L’un des auteurs de l’attaque, Nadir Hamid Soofi, avait un père pakistanais; l’autre, Elton Simpson, était un Afro-américain, radicalisé depuis peu. Simpson avait prêté allégeance à Daech avant de se rendre sur les lieux. Les deux hommes ont été abattus par une équipe d’intervention d’urgence avant de pouvoir tuer quiconque.

Professeur de sociologie, d’études juridiques et d’études religieuses à l’Université de Waterloo, M. Dawson a surtout été frappé par le chagrin exprimé par ceux qui avaient jusqu’alors suivi Simpson sur les réseaux sociaux. « On aurait dit les membres d’une équipe de football du secondaire rendant hommage à leur quart-arrière tué dans un accident de voiture. Leurs messages de soutien avaient un ton très personnel et bienveillant, dénué de rhétorique religieuse. »

Pionnier de l’étude du terrorisme intérieur, M. Dawson fait partie du nombre croissant d’universitaires canadiens qui se penchent sur les moyens de prévenir la radicalisation et l’extrémisme violent, au pays comme à l’étranger. Issus de quelques universités canadiennes et de disciplines très diverses, ces spécialistes échangent dans le cadre de groupes et de programmes axés sur la sécurité et financés par les gouvernements, ainsi que de quelques réseaux universitaires.

Le TSAS (Canadian Network for Research on Terrorism, Security and Society) est l’un de ces réseaux. Il a été conjointement mis sur pied en 2012 par son directeur, M. Dawson, et par Daniel Hiebert, professeur de géographie à l’Université de la Colombie-Britannique et spécialiste des politiques publiques en matière d’immigration et d’intégration. Grâce à une subvention de partenariat du Conseil de recherches en sciences humaines et d’un accord de contribution avec Sécurité publique Canada, le TSAS vise à renforcer la collaboration entre les quelque 200 universitaires canadiens et étrangers qui étudient les liens complexes entre diversité culturelle, droits de la personne et politiques de sécurité nationale.

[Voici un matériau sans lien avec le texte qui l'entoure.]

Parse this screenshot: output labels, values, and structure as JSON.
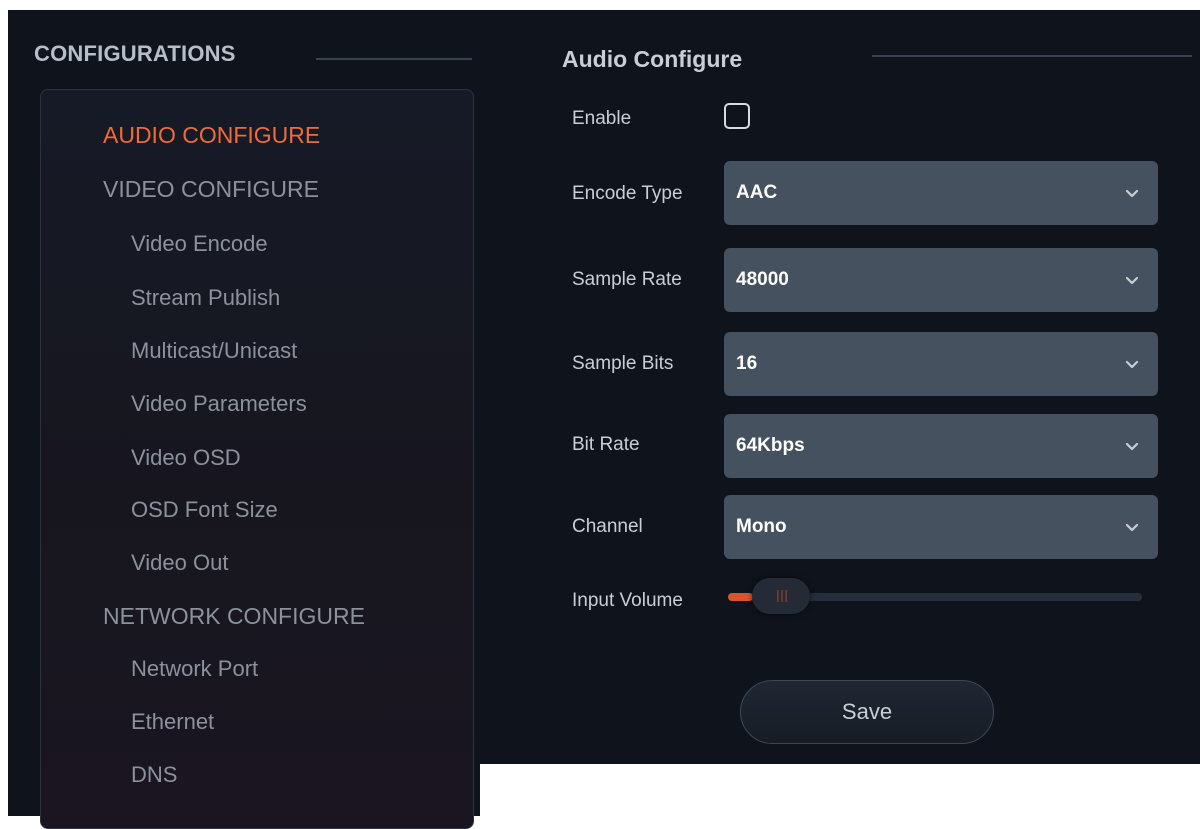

Pour Aurélie Campana, directrice adjointe du TSAS et titulaire de la Chaire de recherche du Canada sur les conflits et le terrorisme à l’Université Laval, l’un des grands défis de la prévention des actes violents consiste à déterminer ce qui les déclenche. « Il est rare que quelqu’un se radicalise seul dans son sous-sol », précise-t-elle.

Illustration par Clay Rodery.

« Un grand nombre de recrues sont jeunes. Souvent âgées de 16 à 22 ans, elles sont en quête d’identité ou d’aventure, d’un sentiment d’appartenance et même d’altruisme. » Dès qu’une recrue épouse l’idéologie d’un groupe, il y a risque de conflit direct entre elle et les membres de sa famille, ses amis et les autorités, ce qui peut accélérer la radicalisation.

Depuis quelques années, le financement des recherches du TSAS provenait majoritairement du programme Kanishka, créé en 2011 par le gouvernement fédéral conservateur et doté d’une enveloppe de 10 millions de dollars. Ce programme quinquennal visait à aider les chercheurs canadiens à trouver des moyens de comprendre et de contrer le terrorisme, mais il a pris fin au début de 2016. En août dernier, le ministre de la Sécurité publique, Ralph Goodale, a annoncé à la presse son intention de le relancer sous un nouveau nom, mais la nouvelle version du programme, axée sur la déradicalisation, n’a toujours pas vu le jour.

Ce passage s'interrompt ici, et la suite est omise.